Por esta razão, os 16 vereadores presentes à reunião extraordinária desta segunda-feira voltaram a decidir se acolhem ou não a denúncia contra cada um dos dez investigados: Adauto Silva (PROS); José Iderlan (PPS); Geovanne Honório (PT); Leonardo Glória (PSD); Marcos Silva, conhecido como Chiquinho (PSDB), Isá Batista de Souza (PDT), Ananias Paula da Silva, o Ananias Camelô (PSB), Ricardo Assunção (PTB), Cezinha Alvarenda (PRB) e Milvio José da Silva (PROS). Até a publicação desta matéria, ainda não havia resultado das decisões.

O vereador Carlos Nascimento, autor dos requerimentos que foram desarquivados para que os processos possam ser conduzidos pela legislação federal 201, questionou a decisão da Comissão de Ética. Para ele, a Comissão optou pela legislação incorreta de modo proposital, para dar tempo aos vereadores investigados, pois no momento não há mais tempo hábil para a condução dos processos de cassação.

“Eu entendo que quando esses vereadores optaram pela resolução 452 eles tinham total conhecimento que isso não daria em nada, eu avisei isso em plenário. Ao desarquivar os requerimentos para cassações, que eu apresentei em tempo hábil, é como se estivesse começando agora. Olha bem, no final da legislatura. Recebendo a denúncia, essa comissão vai ter que se reunir e vai ter que dar 10 dias para que façam a defesa. Vamos supor que façam isso amanhã, dia 20, a defesa teria até o dia 30; neste dia a Câmara vai estar fechada e no dia 31 encerra o ano e encerra a legislatura”, argumenta o vereador.

Em plenário, vereadores discutiam a possibilidade dos processos de cassação serem retomados pelos parlamentares que assumirem a partir de 1º de janeiro de 2017, mas o autor dos requerimentos não acredita que isso vá ocorrer.

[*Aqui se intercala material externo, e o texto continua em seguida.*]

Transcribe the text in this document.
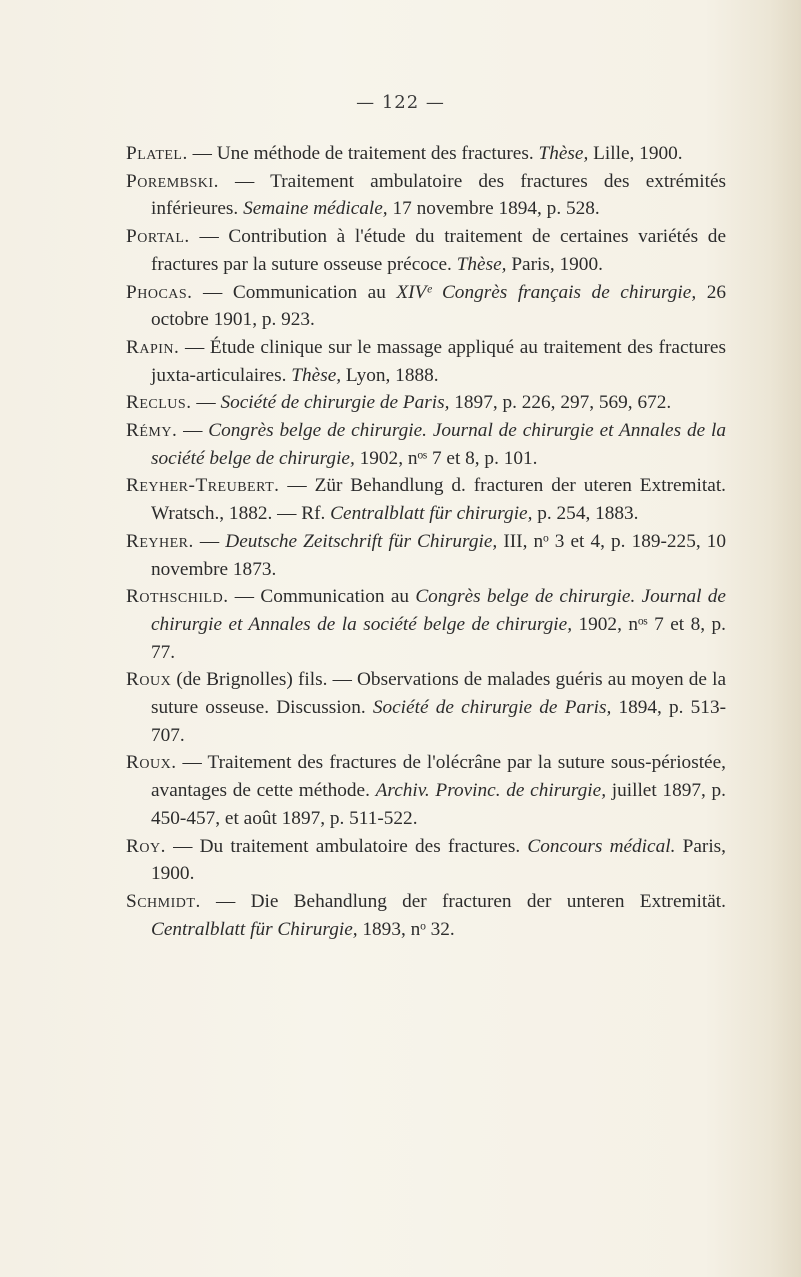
— 122 —

Platel. — Une méthode de traitement des fractures. Thèse, Lille, 1900.

Porembski. — Traitement ambulatoire des fractures des extrémités inférieures. Semaine médicale, 17 novembre 1894, p. 528.

Portal. — Contribution à l'étude du traitement de certaines variétés de fractures par la suture osseuse précoce. Thèse, Paris, 1900.

Phocas. — Communication au XIVᵉ Congrès français de chirurgie, 26 octobre 1901, p. 923.

Rapin. — Étude clinique sur le massage appliqué au traitement des fractures juxta-articulaires. Thèse, Lyon, 1888.

Reclus. — Société de chirurgie de Paris, 1897, p. 226, 297, 569, 672.

Rémy. — Congrès belge de chirurgie. Journal de chirurgie et Annales de la société belge de chirurgie, 1902, nᵒˢ 7 et 8, p. 101.

Reyher-Treubert. — Zür Behandlung d. fracturen der uteren Extremitat. Wratsch., 1882. — Rf. Centralblatt für chirurgie, p. 254, 1883.

Reyher. — Deutsche Zeitschrift für Chirurgie, III, nᵒ 3 et 4, p. 189-225, 10 novembre 1873.

Rothschild. — Communication au Congrès belge de chirurgie. Journal de chirurgie et Annales de la société belge de chirurgie, 1902, nᵒˢ 7 et 8, p. 77.

Roux (de Brignolles) fils. — Observations de malades guéris au moyen de la suture osseuse. Discussion. Société de chirurgie de Paris, 1894, p. 513-707.

Roux. — Traitement des fractures de l'olécrâne par la suture sous-périostée, avantages de cette méthode. Archiv. Provinc. de chirurgie, juillet 1897, p. 450-457, et août 1897, p. 511-522.

Roy. — Du traitement ambulatoire des fractures. Concours médical. Paris, 1900.

Schmidt. — Die Behandlung der fracturen der unteren Extremität. Centralblatt für Chirurgie, 1893, nᵒ 32.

“Pelo regimento interno da Câmara, todas as matérias que não foram aprovadas durante a sua legislatura serão arquivadas, exceto as matérias de iniciativa do Executivo, as matérias relativas a veto e tratos financeiros. O mandato desses vereadores encerra no dia 31 de dezembro, a outra Câmara vai julgar o quê?”, questiona Carlos Nascimento.

Renúncias
Durante a reunião da Câmara foi lido o pedido de renúncia de quatro dos vereadores investigados na Mar de Lama. Apresentaram renúncia de caráter irrevogável, por meio de carta, os vereadores Ananias Camelô, Mílvio José da Silva, Ricardo Assunção e Marinaldo Carlos de Amorim (PROS), conhecido como Zangado, o único que não corria o risco de ser cassado, já que teve o processo arquivado por não ter sido concluído no prazo de 90 dias, na época.

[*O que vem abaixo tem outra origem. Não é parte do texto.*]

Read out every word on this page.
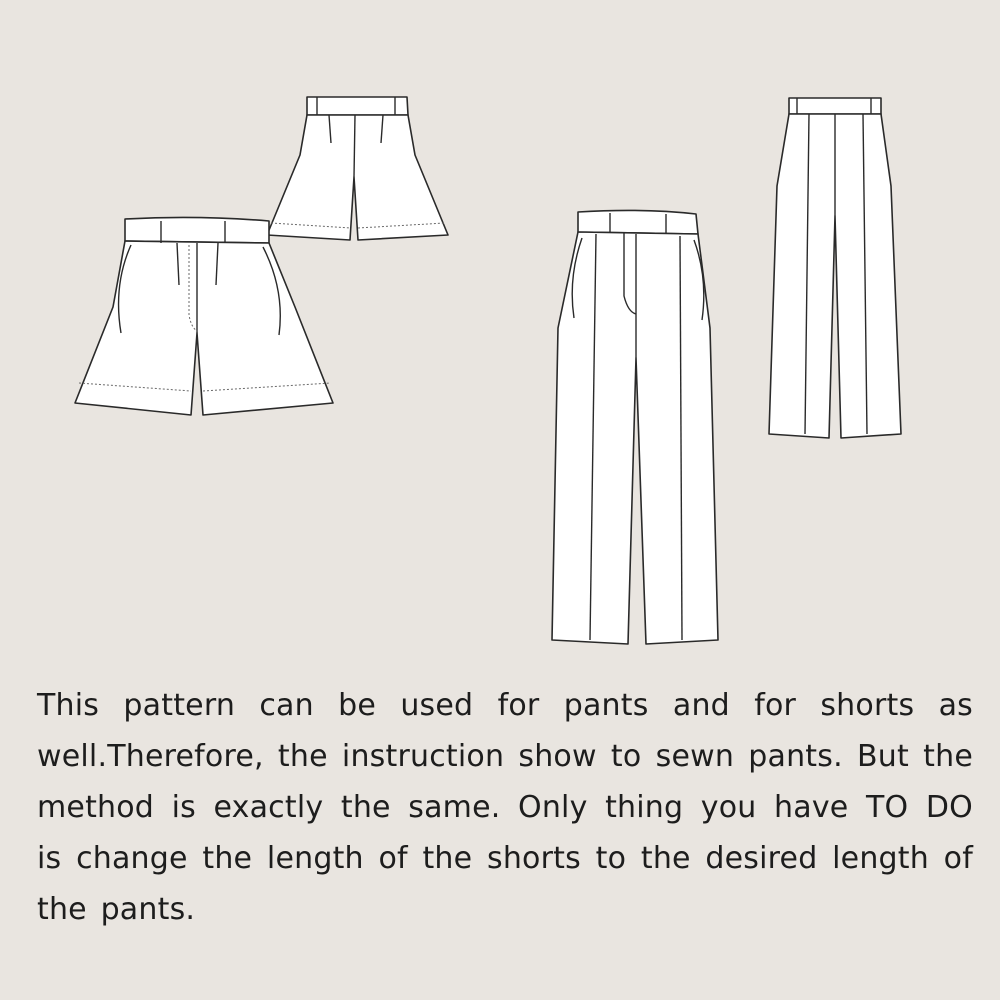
This pattern can be used for pants and for shorts as well.Therefore, the instruction show to sewn pants. But the method is exactly the same. Only thing you have TO DO is change the length of the shorts to the desired length of the pants.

Apesar das renúncias, a vereadora Rosemary Mafra (PC do B) defendeu a continuidade dos processos contra os vereadores que renunciaram, mas o assunto não obteve consenso na Casa, que até a publicação desta matéria seguia em reunião.

Entenda o caso
Em abril de 2016, a Polícia Federal deflagrou a primeira e a segunda fase da Operação Mar de Lama, que investiga a atuação de um esquema criminoso que promovia o desvio de dinheiro público e fraudes em licitação na Prefeitura de Governador Valadares e no Serviço Autônomo de Água e Esgoto (SAAE).

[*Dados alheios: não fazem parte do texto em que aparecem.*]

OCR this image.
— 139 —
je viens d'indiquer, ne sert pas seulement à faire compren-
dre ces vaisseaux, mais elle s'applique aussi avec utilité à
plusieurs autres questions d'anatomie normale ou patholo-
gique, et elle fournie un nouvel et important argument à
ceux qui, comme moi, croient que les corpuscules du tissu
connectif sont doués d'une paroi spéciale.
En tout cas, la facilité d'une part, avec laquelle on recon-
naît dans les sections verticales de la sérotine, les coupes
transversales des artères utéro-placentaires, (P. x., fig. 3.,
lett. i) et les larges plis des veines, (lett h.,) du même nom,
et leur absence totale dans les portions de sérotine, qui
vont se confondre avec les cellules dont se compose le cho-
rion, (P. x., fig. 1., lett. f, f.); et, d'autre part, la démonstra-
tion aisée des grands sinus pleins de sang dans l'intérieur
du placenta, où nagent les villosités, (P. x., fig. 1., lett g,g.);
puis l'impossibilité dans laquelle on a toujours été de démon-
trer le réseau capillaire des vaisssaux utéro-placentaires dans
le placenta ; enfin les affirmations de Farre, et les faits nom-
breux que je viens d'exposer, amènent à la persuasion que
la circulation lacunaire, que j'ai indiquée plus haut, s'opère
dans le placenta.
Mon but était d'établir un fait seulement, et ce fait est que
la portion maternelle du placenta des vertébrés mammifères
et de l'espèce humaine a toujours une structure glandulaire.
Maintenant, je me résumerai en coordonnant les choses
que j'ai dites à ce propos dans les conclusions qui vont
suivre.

Na primeira fase, oito vereadores foram afastados de suas funções por suspeita de colaborarem com a organização criminosa instalada na Prefeitura e no SAAE. Na segunda fase, outros cinco vereadores foram afastados. Segundo a Polícia Federal e Ministério Público, os vereadores da cidade recebiam propina para aprovarem projetos de lei que fossem do interesse da organização criminosa.